Unable to sleep, Amitabha remembers the last time he saw Karuna. Forced to leave town with her uncle who did not approve of the relationship, Karuna came to see Amitabha, offering to sacrifice her comfortable life and educational plans to marry him. Amitabha, however, proved to be a coward( Kapurush), unwilling to make such a commitment. Back in the present, he asks for sleeping pills from Karuna, and asks if she is happy with her husband, to which she gives no definite answer.

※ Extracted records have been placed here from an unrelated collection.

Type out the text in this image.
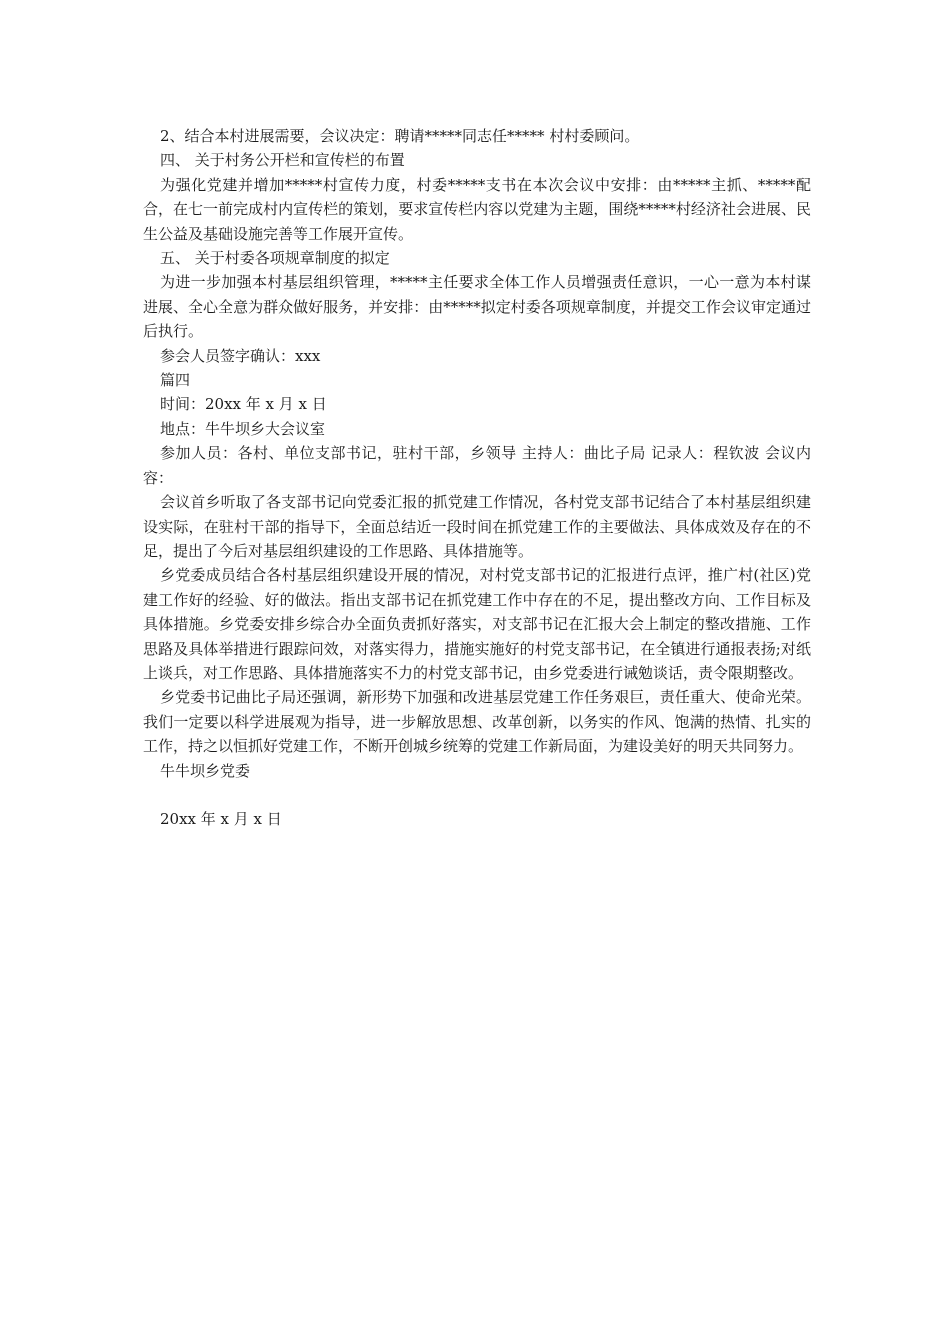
2、结合本村进展需要，会议决定：聘请*****同志任***** 村村委顾问。

四、 关于村务公开栏和宣传栏的布置

为强化党建并增加*****村宣传力度，村委*****支书在本次会议中安排：由*****主抓、*****配合，在七一前完成村内宣传栏的策划，要求宣传栏内容以党建为主题，围绕*****村经济社会进展、民生公益及基础设施完善等工作展开宣传。

五、 关于村委各项规章制度的拟定

为进一步加强本村基层组织管理，*****主任要求全体工作人员增强责任意识，一心一意为本村谋进展、全心全意为群众做好服务，并安排：由*****拟定村委各项规章制度，并提交工作会议审定通过后执行。

参会人员签字确认：xxx

篇四

时间：20xx 年 x 月 x 日

地点：牛牛坝乡大会议室

参加人员：各村、单位支部书记，驻村干部，乡领导 主持人：曲比子局 记录人：程钦波 会议内容：

会议首乡听取了各支部书记向党委汇报的抓党建工作情况，各村党支部书记结合了本村基层组织建设实际，在驻村干部的指导下，全面总结近一段时间在抓党建工作的主要做法、具体成效及存在的不足，提出了今后对基层组织建设的工作思路、具体措施等。

乡党委成员结合各村基层组织建设开展的情况，对村党支部书记的汇报进行点评，推广村(社区)党建工作好的经验、好的做法。指出支部书记在抓党建工作中存在的不足，提出整改方向、工作目标及具体措施。乡党委安排乡综合办全面负责抓好落实，对支部书记在汇报大会上制定的整改措施、工作思路及具体举措进行跟踪问效，对落实得力，措施实施好的村党支部书记，在全镇进行通报表扬;对纸上谈兵，对工作思路、具体措施落实不力的村党支部书记，由乡党委进行诫勉谈话，责令限期整改。

乡党委书记曲比子局还强调，新形势下加强和改进基层党建工作任务艰巨，责任重大、使命光荣。我们一定要以科学进展观为指导，进一步解放思想、改革创新，以务实的作风、饱满的热情、扎实的工作，持之以恒抓好党建工作，不断开创城乡统筹的党建工作新局面，为建设美好的明天共同努力。

牛牛坝乡党委

20xx 年 x 月 x 日
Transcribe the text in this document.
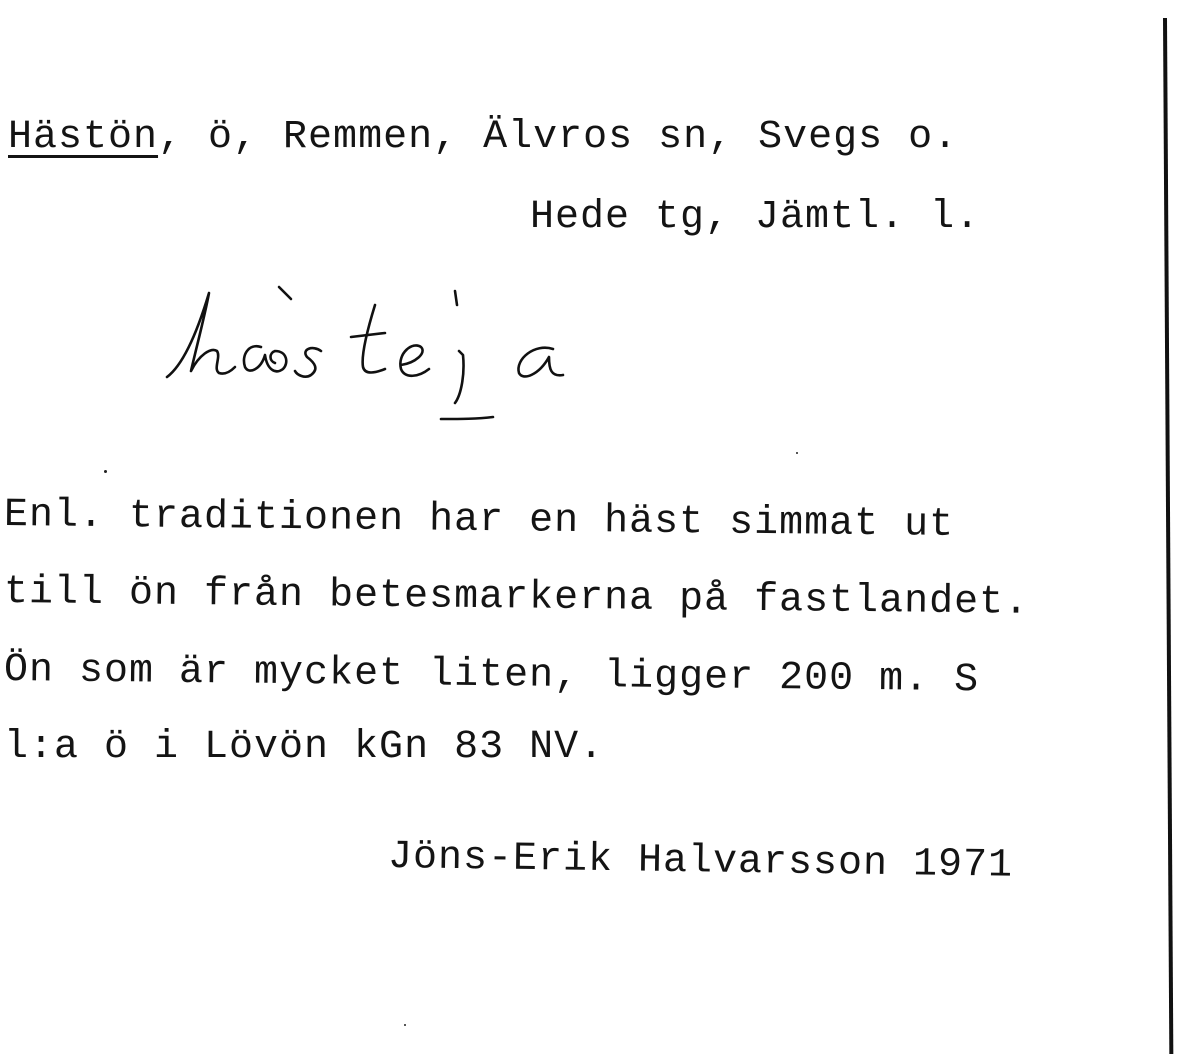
Hästön, ö, Remmen, Älvros sn, Svegs o.
Hede tg, Jämtl. l.
Enl. traditionen har en häst simmat ut
till ön från betesmarkerna på fastlandet.
Ön som är mycket liten, ligger 200 m. S
l:a ö i Lövön kGn 83 NV.
Jöns-Erik Halvarsson 1971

The next morning, as per Bimal's advice, Amitabha decides to take the train instead of waiting for his vehicle to be repaired. Gupta drives him to the train station in his car, accompanied by his wife. After a picnic which the trio has on its way, Gupta falls asleep. During this time Amitabha tried to make a conversation with Karuna but she didn't replied. As Gupta is about to wake up, Amitabha writes a note to Karuna, telling her that he still loves her and asks her to leave her husband for him and to come to the railway station later if she still cares for him assuring this time he will not disappoint her.

Gupta drops Amitabha off at the station. Amitabha falls asleep; when he awakens, he is approached by Karuna, thinking that she wants to go with him, but all she asks for is to return the sleeping pills which she gave him.

==Cast==
- Soumitra Chatterjee as Amitabha Ray
- Madhabi Mukherjee as Karuna
- Haradhan Bandopadhyay as Bimal Gupta

==Preservation==
The Academy Film Archive preserved Kapurush in 2005.
== Reception ==
A retrospective review deems the plot simpler than those of earlier films directed by Ray but praises "its searing humanity", calling it "one of his most poignant films".